Drinking too much coffee or alcohol can temporarily cause hyperesthesia by overstimulating the nervous system. Some experts believe this is due to the stimulation of the cerebrum and cortex region of the spinal cord. This causes increased sensitivity for a short time.

People who are experiencing skin rashes or shingles may also have tactile sensitivity. This is usually caused by a viral infection and will resolve in a few days on its own.

When the nerves are partially or completely impaired, this can also cause increased sensory stimulation. Damage to the nerves can occur through compression or injury.

People with a vitamin B-12 deficiency can also develop hyperesthesia.

It’s common for children with autism, fragile X syndrome, and attention deficit hyperactivity disorder (ADHD) to also develop hyperesthesia.

Treatment and management

The treatment for hyperesthesia centers on addressing the underlying cause. For example, if the hyperesthesia is caused by a vitamin B-12 deficiency, then B-12 supplements will be prescribed. After treating the underlying, cause most people will find that the symptoms of hyperesthesia are eliminated.

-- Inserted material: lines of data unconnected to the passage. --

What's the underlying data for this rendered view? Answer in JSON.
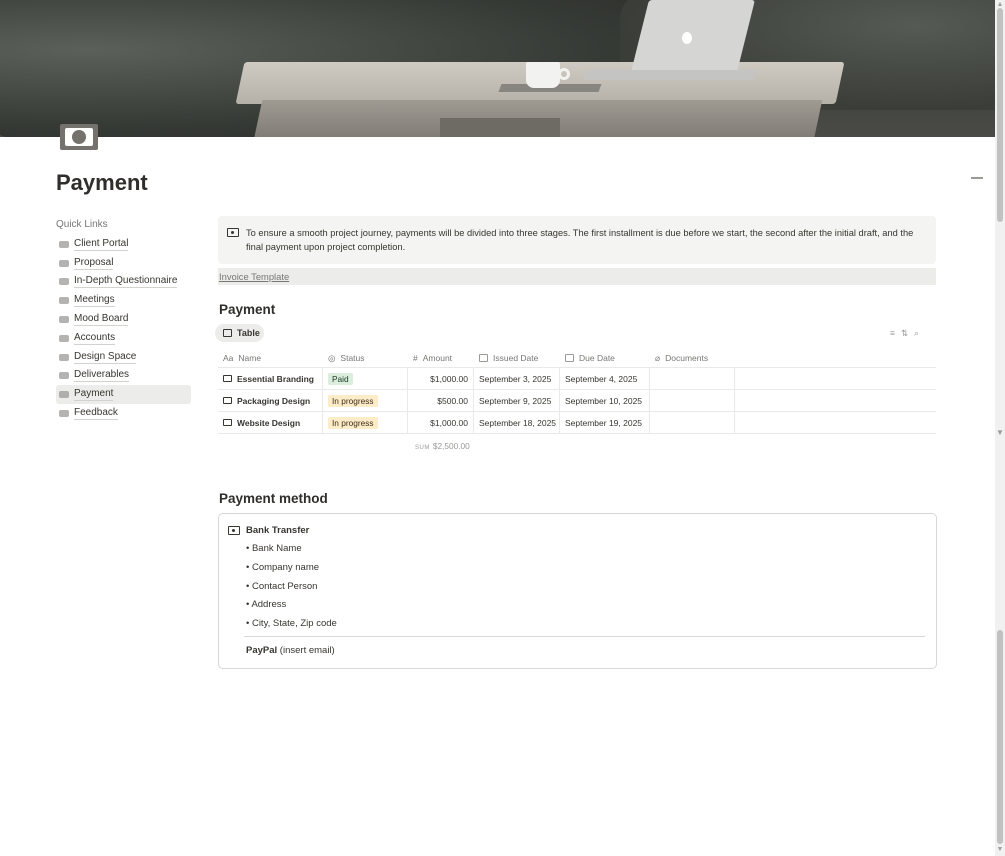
{
  "page": {
    "title": "Payment",
    "cover_description_icon": "cover-image",
    "page_icon": "money-icon"
  },
  "sidebar": {
    "heading": "Quick Links",
    "items": [
      {
        "label": "Client Portal",
        "icon": "link-icon"
      },
      {
        "label": "Proposal",
        "icon": "link-icon"
      },
      {
        "label": "In-Depth Questionnaire",
        "icon": "link-icon"
      },
      {
        "label": "Meetings",
        "icon": "link-icon"
      },
      {
        "label": "Mood Board",
        "icon": "link-icon"
      },
      {
        "label": "Accounts",
        "icon": "link-icon"
      },
      {
        "label": "Design Space",
        "icon": "link-icon"
      },
      {
        "label": "Deliverables",
        "icon": "link-icon"
      },
      {
        "label": "Payment",
        "icon": "link-icon",
        "active": true
      },
      {
        "label": "Feedback",
        "icon": "link-icon"
      }
    ]
  },
  "callout": {
    "text": "To ensure a smooth project journey, payments will be divided into three stages. The first installment is due before we start, the second after the initial draft, and the final payment upon project completion."
  },
  "invoice_link": "Invoice Template",
  "payment_section": {
    "heading": "Payment",
    "view_tab": "Table",
    "columns": [
      "Name",
      "Status",
      "Amount",
      "Issued Date",
      "Due Date",
      "Documents"
    ],
    "column_icons": [
      "Aa",
      "status-icon",
      "#",
      "calendar-icon",
      "calendar-icon",
      "paperclip-icon"
    ],
    "rows": [
      {
        "name": "Essential Branding",
        "status": "Paid",
        "amount": "$1,000.00",
        "issued": "September 3, 2025",
        "due": "September 4, 2025",
        "documents": ""
      },
      {
        "name": "Packaging Design",
        "status": "In progress",
        "amount": "$500.00",
        "issued": "September 9, 2025",
        "due": "September 10, 2025",
        "documents": ""
      },
      {
        "name": "Website Design",
        "status": "In progress",
        "amount": "$1,000.00",
        "issued": "September 18, 2025",
        "due": "September 19, 2025",
        "documents": ""
      }
    ],
    "sum_label": "SUM",
    "sum_value": "$2,500.00",
    "status_colors": {
      "Paid": "#dbeddb",
      "In progress": "#fdecc8"
    }
  },
  "payment_method": {
    "heading": "Payment method",
    "title": "Bank Transfer",
    "items": [
      "• Bank Name",
      "• Company name",
      "• Contact Person",
      "• Address",
      "• City, State, Zip code"
    ],
    "paypal_label": "PayPal",
    "paypal_note": " (insert email)"
  }
}
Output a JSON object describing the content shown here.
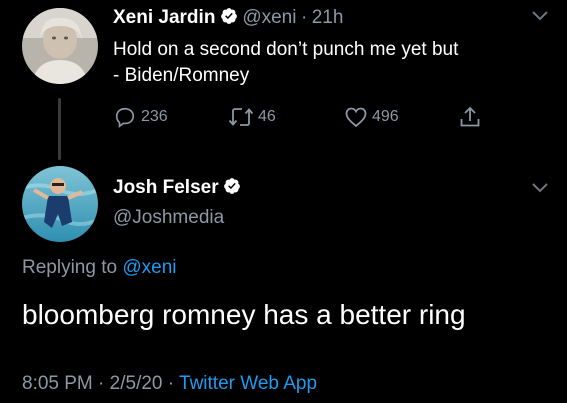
{
  "parent_tweet": {
    "author_name": "Xeni Jardin",
    "handle": "@xeni",
    "separator": "·",
    "time": "21h",
    "text_line1": "Hold on a second don’t punch me yet but",
    "text_line2": "- Biden/Romney",
    "reply_count": "236",
    "retweet_count": "46",
    "like_count": "496"
  },
  "reply_tweet": {
    "author_name": "Josh Felser",
    "handle": "@Joshmedia",
    "replying_prefix": "Replying to",
    "replying_handle": "@xeni",
    "text": "bloomberg romney has a better ring",
    "time": "8:05 PM",
    "separator1": "·",
    "date": "2/5/20",
    "separator2": "·",
    "app": "Twitter Web App"
  },
  "colors": {
    "background": "#000000",
    "accent": "#1d9bf0",
    "muted": "#8b98a5"
  },
  "icons": [
    "verified-badge-icon",
    "chevron-down-icon",
    "reply-icon",
    "retweet-icon",
    "like-icon",
    "share-icon"
  ]
}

If there’s an underlying problem in the brain or spinal cord, this will be assessed and treated accordingly. Anticonvulsive medication can be given to those experiencing seizures. Antianxiety medication can be given to those experiencing fear and anxiety related to their condition.

If you’re experiencing an episode of hyperesthesia, lie down in a dark room free from stimuli. This should help the symptoms pass more quickly. Remain calm, do some deep breathing exercises, and know that symptoms will pass within a few hours.

Physiotherapy can be helpful for people who experience pain with their hyperesthesia.

Cognitive behavioral therapy (CBT) has been known to be effective in reducing the unpleasant responses caused by any stimulus.

It’s recommended that people with hyperesthesia eat a balanced diet that is rich in antioxidants.

Associated conditions

Hyperesthesia can also occur as a result of another health condition.

A link has been established between hyperesthesia and diabetes. This is because increased blood sugar levels can cause peripheral neuropathy and damage the nerves.

Many women with menopause also report a particular type of hyperesthesia called formication, in which they experience sensations on the skin such as tingling, crawling, or itching.

Outlook

Hyperesthesia can be unsettling, and it may cause feelings of fear and anxiety in those who live with it.

It’s important to remember that the condition is usually very manageable. Making certain lifestyle changes will ease your symptoms considerably:

  • Reduce your caffeine and alcohol intake, or eliminate them completely.
  • Eat a well-balanced diet.
  • Train yourself to stay calm by practicing yoga or meditating regularly.

When the symptoms of hyperesthesia occur, go and lie down in a quiet, darkened room and keep in mind that your symptoms will usually pass within a few hours.

Hyperesthesia can exist on its own or as a symptom of another related health condition. Whatever the case is for you, your doctors will diagnose the root cause so that it can be treated effectively.